Gued permaneceu silencioso por longo tempo. Por fim, disse:

— E finalmente a história fica completa, tal como o anel ficou completo. Mas é uma história cruel, Tenar. As crianças, aquela ilha, os dois velhos que eu vi… Quase não sabiam fala humana alguma.

— Queria pedir-te uma coisa.

— Pede.

— Eu não quero ir para as Terras Interiores, para Havnor. Não pertenço aí, a essas grandes cidades e entre gente desconhecida. Não pertenço a terra nenhuma. Traí o meu próprio povo. Não tenho povo. E fiz uma coisa muito má. Põe-me sozinha numa ilha, como os filhos do rei foram deixados, numa ilha isolada onde não haja gente, onde não haja ninguém. Deixa-me e leva o anel para Havnor. É teu, não meu. Não tem nada a ver comigo. E a tua gente também não. Deixa-me sozinha!
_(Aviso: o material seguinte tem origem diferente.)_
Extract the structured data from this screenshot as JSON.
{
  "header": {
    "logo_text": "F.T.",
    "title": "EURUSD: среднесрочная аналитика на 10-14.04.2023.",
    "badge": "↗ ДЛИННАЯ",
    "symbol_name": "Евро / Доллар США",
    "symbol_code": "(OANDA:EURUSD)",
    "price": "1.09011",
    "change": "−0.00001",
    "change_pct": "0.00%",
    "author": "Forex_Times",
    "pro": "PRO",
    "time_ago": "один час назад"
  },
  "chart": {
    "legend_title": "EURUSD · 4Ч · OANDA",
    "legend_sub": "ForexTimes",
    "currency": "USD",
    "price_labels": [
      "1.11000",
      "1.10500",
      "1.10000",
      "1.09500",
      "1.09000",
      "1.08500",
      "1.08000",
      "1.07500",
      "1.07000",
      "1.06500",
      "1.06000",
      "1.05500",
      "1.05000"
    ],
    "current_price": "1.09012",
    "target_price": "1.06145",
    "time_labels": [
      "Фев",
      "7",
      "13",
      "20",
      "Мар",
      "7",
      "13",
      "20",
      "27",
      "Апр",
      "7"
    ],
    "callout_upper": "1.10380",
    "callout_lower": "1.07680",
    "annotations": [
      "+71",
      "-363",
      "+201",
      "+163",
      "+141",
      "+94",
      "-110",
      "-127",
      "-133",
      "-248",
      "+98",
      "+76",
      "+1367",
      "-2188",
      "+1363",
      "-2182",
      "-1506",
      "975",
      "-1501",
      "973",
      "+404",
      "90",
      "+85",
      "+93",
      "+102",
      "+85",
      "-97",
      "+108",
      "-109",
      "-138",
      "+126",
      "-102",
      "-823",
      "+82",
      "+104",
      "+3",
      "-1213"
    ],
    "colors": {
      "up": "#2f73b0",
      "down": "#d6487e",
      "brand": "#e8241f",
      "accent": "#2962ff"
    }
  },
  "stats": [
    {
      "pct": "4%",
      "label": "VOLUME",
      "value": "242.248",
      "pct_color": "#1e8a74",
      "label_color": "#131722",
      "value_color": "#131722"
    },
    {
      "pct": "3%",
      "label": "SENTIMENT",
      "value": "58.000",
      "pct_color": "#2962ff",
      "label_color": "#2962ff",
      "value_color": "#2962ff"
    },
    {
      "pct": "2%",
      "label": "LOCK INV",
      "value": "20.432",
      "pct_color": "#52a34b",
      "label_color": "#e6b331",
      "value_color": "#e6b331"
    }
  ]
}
Lentamente, gradualmente, mas mesmo assim sobressaltando-a, uma luz apareceu como o nascer da Lua no negrume à sua frente, a luz de feitiço que surgia quando ele ordenava. Aderia à extremidade do bordão que ele segurava na vertical, sentado à proa, virado para ela. Iluminava a base da vela e a amurada do barco e as tábuas e o rosto do homem com um clarão prateado. Gued olhava diretamente para ela.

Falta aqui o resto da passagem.